In liver recipients, Lerner et al[15] demonstrated a TEG hypercoagulablility in more than 70% of cases, and Zahr et al[16] inferred that preoperative TEG might reliably detect groups of recipients with an increased risk of displaying early HAT in the preoperative period. Some enhanced coagulability at some point before or at the end of the LT procedure did not seem to be statistically significantly related to thrombotic events in our series. A total of 16 (60%) patients who developed a thrombotic complication in our study had a normal R time value at 120’ postreperfusion. These findings are in agreement with the more diffuse knowledge of the new hemostatic competence of cirrhotic patients, which has reduced the widespread fear of bleeding during LT in favor of a greater awareness of the thrombotic risk to which the patient is exposed[17-19].
In the postoperative period after LT, almost all of the procoagulant proteins need two to three days to reach normal activity, and the anticoagulant factors have a delayed recovery which is responsible for an imbalance of coagulation towards hypercoagulability lasting a variable period of time after LT. The old concept of the cirrhotic patient as an anticoagulated patient has been replaced[20,21]. Thrombocytopenia, typical of end-stage liver disease, is somehow compensated by a preserved platelet adhesion. Awareness of all these changes is responsible for shifting the focus on the possible thromboembolic complications of LT, justifying the need for more reliable tests capable of identifying patients at greater thrombotic risk[22].

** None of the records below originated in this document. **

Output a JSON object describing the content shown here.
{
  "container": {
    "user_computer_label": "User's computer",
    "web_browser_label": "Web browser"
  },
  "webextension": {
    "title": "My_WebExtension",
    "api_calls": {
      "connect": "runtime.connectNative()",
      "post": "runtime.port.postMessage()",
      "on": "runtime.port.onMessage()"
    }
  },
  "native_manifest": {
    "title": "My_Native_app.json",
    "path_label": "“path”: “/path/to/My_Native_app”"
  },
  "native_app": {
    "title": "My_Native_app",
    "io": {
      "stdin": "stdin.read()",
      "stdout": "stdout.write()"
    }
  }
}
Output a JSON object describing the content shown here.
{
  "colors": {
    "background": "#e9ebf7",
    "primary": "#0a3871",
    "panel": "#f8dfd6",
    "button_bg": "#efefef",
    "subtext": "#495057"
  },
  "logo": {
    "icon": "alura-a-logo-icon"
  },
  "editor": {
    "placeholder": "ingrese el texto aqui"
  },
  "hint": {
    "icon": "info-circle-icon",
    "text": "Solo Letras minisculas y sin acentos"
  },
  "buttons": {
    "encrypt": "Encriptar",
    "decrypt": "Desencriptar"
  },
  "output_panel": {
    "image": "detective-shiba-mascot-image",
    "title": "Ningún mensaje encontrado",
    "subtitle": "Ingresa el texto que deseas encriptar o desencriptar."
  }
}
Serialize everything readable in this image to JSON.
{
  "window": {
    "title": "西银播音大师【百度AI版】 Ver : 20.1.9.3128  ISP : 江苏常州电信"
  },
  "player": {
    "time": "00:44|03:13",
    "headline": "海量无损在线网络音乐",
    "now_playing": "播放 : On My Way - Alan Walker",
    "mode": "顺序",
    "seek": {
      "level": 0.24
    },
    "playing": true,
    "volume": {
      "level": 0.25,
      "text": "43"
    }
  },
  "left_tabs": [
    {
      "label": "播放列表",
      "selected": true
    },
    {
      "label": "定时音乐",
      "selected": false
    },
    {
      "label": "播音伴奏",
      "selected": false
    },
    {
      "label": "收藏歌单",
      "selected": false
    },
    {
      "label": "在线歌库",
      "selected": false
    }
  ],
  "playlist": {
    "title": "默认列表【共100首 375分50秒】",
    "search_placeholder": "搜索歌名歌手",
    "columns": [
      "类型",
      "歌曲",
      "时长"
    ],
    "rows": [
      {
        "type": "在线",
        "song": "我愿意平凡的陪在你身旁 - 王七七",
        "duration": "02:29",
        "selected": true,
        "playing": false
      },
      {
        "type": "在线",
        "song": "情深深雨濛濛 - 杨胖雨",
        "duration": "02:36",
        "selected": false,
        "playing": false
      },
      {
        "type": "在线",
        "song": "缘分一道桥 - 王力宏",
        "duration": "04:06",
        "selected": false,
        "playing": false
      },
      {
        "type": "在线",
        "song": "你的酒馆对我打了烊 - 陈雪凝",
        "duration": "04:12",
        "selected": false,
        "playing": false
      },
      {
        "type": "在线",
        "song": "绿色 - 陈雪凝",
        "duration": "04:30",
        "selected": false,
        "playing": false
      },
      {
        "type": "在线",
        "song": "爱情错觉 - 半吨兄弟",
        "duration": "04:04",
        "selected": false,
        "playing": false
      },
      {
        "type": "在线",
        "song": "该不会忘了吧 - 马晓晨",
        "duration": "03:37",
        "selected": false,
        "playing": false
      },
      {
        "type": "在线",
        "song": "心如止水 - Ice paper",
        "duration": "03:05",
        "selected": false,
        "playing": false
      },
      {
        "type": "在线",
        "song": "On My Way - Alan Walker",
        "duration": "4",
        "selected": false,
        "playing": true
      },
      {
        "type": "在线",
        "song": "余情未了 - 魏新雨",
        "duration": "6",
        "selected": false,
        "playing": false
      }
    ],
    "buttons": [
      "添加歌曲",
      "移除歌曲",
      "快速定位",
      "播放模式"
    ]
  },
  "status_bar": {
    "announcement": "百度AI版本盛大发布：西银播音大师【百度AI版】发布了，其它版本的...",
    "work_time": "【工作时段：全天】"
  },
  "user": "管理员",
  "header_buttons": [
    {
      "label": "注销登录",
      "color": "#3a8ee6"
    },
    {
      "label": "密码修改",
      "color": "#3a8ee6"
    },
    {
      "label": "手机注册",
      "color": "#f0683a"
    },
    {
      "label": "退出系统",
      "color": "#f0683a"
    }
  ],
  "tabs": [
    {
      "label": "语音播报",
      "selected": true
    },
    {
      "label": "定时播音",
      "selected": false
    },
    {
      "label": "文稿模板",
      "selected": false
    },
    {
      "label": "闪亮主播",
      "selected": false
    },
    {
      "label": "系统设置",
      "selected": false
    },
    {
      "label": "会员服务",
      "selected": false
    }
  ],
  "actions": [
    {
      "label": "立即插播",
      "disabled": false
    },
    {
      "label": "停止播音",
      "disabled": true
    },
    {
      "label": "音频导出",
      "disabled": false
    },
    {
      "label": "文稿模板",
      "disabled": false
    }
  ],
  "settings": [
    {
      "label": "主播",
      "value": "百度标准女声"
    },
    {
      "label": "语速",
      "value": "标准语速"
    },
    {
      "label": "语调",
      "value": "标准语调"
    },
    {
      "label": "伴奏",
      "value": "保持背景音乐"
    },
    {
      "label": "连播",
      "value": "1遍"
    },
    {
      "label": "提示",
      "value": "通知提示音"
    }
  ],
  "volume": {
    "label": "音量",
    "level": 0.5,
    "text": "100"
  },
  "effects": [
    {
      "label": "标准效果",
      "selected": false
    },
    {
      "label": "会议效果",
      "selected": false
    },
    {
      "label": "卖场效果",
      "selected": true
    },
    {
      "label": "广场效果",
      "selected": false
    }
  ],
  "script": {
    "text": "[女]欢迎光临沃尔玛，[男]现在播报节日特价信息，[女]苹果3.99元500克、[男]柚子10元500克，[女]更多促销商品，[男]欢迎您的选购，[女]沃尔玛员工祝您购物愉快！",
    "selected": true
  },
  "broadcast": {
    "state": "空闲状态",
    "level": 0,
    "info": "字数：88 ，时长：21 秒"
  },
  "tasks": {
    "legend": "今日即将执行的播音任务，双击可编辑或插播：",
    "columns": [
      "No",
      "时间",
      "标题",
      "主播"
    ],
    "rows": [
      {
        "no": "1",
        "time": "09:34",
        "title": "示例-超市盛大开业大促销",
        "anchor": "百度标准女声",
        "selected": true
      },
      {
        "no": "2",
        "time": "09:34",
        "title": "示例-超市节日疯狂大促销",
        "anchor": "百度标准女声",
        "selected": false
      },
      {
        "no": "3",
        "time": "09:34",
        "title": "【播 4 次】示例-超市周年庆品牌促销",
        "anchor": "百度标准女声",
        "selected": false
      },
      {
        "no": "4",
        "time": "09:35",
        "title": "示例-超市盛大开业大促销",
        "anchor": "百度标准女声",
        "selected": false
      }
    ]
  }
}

Novel studies have begun to stress that a condition of perioperative hypercoagulability may be responsible for complications such as HAT, PVT and other systemic thrombotic events. MA is an expression of clot strength, reflecting platelet count and function, fibrinogen levels, and the interaction between platelets and fibrinogen. Specifically, in LT surgery, the MA value at preoperative TEG is an independent factor correlated with an increased incidence of early HAT[16]. A cut-off value of 65 mm was found by Area Under the Curve analysis, with a decent sensitivity of 70%: Above that value, the hazard ratio for early HAT was 5.28, suggesting it is a powerful screening tool that could be used to identify patients at risk of experiencing early HAT. Similarly, a greater than normal postoperative MA value, in a large series of patients undergoing various types of surgical procedures, has been shown to be a risk factor for postoperative thrombosis[23]. Maximum Clot Firmness, which is the equivalent of MA in ROTEM®, is abnormally increased and is correlated with a higher PVT risk in noncirrhotic patients and hepatocellular carcinoma and cholangiocarcinoma patients[24-26].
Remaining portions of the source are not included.